Nuverra is working with the Energy and Environmental Research Center at the University of North Dakota to test to the technology before trying it in the field in the Watford City area.

Nuverra proposes to reuse the drilling waste in three ways: mix it with gravel so the gravel will compact better and not wash off the roads; reuse it as a road base material; and use it within municipal landfills as daily cover material, Radig said.

The testing will include using the recycled material to construct a road within Nuverra’s own landfill facility near Arnegard, Radig said. A gravel road in central McKenzie County that is still being selected will be used to test mixing the recycled material with gravel, Radig said.

Additional applications, including deicing roads and use as bedding for pipeline construction, are also being studied but won’t be part of the pilot project, said John Harju, EERC associate director of research.

The experiments are not without critics.

Wayde Schafer with the Dacotah chapter of the Sierra Club testified at the Legislature against recycling drill cuttings for road material, which he argued does not meet the definition of a beneficial use.

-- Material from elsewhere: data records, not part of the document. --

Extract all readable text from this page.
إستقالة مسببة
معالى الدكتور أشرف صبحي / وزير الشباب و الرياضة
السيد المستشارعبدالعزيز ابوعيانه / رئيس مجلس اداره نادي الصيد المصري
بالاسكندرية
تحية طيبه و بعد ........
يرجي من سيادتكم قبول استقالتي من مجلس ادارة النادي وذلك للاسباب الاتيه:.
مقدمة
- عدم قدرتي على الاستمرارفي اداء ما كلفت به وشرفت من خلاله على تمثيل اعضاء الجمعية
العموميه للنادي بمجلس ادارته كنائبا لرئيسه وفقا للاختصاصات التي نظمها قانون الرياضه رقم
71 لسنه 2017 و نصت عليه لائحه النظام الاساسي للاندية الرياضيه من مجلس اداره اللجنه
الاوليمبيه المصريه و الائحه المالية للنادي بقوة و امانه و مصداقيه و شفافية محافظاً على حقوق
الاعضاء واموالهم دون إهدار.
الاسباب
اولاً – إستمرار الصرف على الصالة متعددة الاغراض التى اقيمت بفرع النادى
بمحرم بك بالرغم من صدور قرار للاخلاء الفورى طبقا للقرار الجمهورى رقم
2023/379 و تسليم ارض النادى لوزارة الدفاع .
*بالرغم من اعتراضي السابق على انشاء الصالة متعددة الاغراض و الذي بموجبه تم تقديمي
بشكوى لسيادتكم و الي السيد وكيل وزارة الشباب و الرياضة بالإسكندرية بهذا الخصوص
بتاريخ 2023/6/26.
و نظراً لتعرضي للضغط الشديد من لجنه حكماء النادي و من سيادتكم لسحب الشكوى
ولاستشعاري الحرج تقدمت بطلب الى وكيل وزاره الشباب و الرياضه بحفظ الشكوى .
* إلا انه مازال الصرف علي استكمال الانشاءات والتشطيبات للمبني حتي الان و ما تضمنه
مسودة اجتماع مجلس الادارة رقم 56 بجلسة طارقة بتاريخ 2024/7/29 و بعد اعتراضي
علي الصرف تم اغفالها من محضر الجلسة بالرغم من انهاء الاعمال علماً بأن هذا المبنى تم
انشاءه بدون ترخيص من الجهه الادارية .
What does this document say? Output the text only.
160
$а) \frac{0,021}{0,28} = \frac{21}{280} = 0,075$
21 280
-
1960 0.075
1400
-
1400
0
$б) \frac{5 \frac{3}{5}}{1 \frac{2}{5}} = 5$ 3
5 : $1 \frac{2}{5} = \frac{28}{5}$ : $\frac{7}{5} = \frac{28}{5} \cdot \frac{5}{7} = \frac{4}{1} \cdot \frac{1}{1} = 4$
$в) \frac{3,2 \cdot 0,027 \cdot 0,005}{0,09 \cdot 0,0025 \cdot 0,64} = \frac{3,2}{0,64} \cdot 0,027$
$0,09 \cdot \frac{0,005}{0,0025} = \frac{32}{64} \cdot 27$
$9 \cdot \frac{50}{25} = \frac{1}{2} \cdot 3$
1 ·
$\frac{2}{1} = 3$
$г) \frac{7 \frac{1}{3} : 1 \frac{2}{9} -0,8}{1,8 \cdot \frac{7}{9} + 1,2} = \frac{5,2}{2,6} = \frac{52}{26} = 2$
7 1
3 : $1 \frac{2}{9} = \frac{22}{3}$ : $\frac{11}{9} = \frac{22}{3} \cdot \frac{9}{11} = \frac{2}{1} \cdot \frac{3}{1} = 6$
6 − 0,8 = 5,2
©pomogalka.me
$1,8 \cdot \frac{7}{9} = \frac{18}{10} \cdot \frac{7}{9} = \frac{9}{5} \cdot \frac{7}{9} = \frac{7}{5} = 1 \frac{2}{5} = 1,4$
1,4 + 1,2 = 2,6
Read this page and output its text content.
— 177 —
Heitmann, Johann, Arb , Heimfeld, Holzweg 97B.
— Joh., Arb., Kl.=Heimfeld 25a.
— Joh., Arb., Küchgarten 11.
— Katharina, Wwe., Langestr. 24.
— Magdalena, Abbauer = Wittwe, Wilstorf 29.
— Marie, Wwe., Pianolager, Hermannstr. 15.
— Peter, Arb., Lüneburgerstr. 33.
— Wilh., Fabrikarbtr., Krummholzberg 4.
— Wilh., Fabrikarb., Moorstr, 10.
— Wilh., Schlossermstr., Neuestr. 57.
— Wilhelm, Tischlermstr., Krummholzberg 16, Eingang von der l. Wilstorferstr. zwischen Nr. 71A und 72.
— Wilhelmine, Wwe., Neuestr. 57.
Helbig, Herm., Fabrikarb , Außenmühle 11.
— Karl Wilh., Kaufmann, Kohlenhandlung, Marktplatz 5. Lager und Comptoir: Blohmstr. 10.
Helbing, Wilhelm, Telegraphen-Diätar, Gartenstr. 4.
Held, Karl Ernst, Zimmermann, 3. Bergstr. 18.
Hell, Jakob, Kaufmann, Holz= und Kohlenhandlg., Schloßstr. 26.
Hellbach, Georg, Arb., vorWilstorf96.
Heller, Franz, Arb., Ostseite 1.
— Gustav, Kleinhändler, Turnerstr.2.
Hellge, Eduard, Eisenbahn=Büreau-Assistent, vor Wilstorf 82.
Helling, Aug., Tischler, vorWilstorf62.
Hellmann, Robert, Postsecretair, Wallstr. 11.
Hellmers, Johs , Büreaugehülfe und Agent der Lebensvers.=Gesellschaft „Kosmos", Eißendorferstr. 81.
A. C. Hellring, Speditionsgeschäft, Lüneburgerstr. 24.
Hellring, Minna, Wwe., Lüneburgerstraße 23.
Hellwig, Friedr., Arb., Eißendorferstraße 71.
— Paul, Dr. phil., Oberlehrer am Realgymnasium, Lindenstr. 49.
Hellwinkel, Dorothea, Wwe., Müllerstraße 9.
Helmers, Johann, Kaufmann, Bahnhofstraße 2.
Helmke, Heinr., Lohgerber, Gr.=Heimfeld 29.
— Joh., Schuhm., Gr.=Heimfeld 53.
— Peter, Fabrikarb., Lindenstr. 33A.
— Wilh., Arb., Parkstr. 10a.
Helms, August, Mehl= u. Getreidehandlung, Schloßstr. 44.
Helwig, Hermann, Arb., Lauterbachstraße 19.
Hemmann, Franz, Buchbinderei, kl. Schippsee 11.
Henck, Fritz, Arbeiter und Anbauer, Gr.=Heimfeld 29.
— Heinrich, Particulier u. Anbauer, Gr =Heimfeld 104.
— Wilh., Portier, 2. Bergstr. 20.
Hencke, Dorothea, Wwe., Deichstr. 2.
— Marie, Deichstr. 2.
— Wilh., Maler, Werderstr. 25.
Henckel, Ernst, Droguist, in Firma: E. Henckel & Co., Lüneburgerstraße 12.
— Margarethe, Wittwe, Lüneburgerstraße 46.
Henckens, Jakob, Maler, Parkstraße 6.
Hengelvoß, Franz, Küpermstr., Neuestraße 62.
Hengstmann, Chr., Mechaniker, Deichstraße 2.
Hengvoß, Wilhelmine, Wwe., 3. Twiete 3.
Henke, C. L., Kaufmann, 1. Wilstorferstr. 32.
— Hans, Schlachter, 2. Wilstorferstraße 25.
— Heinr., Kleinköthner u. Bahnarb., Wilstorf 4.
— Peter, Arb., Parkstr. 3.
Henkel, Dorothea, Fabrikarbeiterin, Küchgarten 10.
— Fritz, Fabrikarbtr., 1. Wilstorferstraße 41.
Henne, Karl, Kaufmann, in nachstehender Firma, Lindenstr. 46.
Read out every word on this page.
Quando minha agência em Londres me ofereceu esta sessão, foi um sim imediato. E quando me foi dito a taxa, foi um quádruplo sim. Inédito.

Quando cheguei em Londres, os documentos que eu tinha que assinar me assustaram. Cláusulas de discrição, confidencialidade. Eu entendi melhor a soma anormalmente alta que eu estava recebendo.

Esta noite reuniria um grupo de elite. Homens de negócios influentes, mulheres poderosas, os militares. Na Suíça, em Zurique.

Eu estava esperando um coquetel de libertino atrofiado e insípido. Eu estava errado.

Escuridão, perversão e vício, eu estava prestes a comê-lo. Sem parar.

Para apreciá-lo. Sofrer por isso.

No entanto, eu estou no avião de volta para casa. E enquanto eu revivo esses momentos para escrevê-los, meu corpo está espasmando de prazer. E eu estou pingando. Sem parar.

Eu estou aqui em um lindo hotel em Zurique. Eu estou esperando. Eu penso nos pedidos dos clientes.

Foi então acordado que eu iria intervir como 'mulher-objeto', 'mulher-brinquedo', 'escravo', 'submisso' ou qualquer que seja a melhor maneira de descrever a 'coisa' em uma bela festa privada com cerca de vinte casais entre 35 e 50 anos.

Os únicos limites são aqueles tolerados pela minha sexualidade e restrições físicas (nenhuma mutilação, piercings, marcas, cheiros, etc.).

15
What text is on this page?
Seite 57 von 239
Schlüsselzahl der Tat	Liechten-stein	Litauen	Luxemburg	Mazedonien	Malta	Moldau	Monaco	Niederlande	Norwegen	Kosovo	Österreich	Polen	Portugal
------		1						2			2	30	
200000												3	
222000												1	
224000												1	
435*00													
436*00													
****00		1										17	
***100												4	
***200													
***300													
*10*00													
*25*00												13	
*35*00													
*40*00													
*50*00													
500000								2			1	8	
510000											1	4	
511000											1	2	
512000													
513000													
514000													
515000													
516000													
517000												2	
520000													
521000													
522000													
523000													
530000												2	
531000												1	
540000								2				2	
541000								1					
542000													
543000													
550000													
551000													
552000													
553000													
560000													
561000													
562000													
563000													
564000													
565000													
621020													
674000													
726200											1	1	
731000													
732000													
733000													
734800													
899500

He also raised concerns about how well it will be monitored and the potential for environmental impacts.

“High levels of salt in oilfield waste is toxic for our land which is already experiencing impacts from brine spills, releases and accidents,” Schafer said.

Dennis Fewless, who recently retired from the health department as director of Division of Water Quality, will return to the department part-time to oversee the project. Fewless will work with the companies to set up testing procedures and verify the treatment will have no environmental impacts.

“It is an important project and we wanted somebody to be able to dedicate some time to it,” Radig said.

Symmetry Oilfield Solutions of Colorado and Renewable Resources LLC of Killdeer also are approved by the health department to do test projects. Those companies do not plan to work with the EERC, but they will be required to work with a certified lab, Radig said.

“Each company kind of has their own unique ideas and ways that they think that they can work with this material beneficially,” Radig said.

State leaders, including Gov. Jack Dalrymple, joined Johnsrud in making the announcement at the Capitol on Monday. Legislators approved a bill last session, House Bill 1390, which paved the way for the pilot projects.

Tons of oilfield waste disposed of in North Dakota*

2014: 2.5 million

2013: 1.8 million

2012: 1.1 million

2011: 0.5 million

Source: North Dakota Department of Health

Figures represent oilfield waste, primarily drilling waste, disposed of in special waste landfills permitted by the North Dakota Department of Health. It does not include drilling waste buried on drilling locations, which is how a majority of the waste gets disposed of. Figures for 2015 are expected to be lower due to the drop in drilling.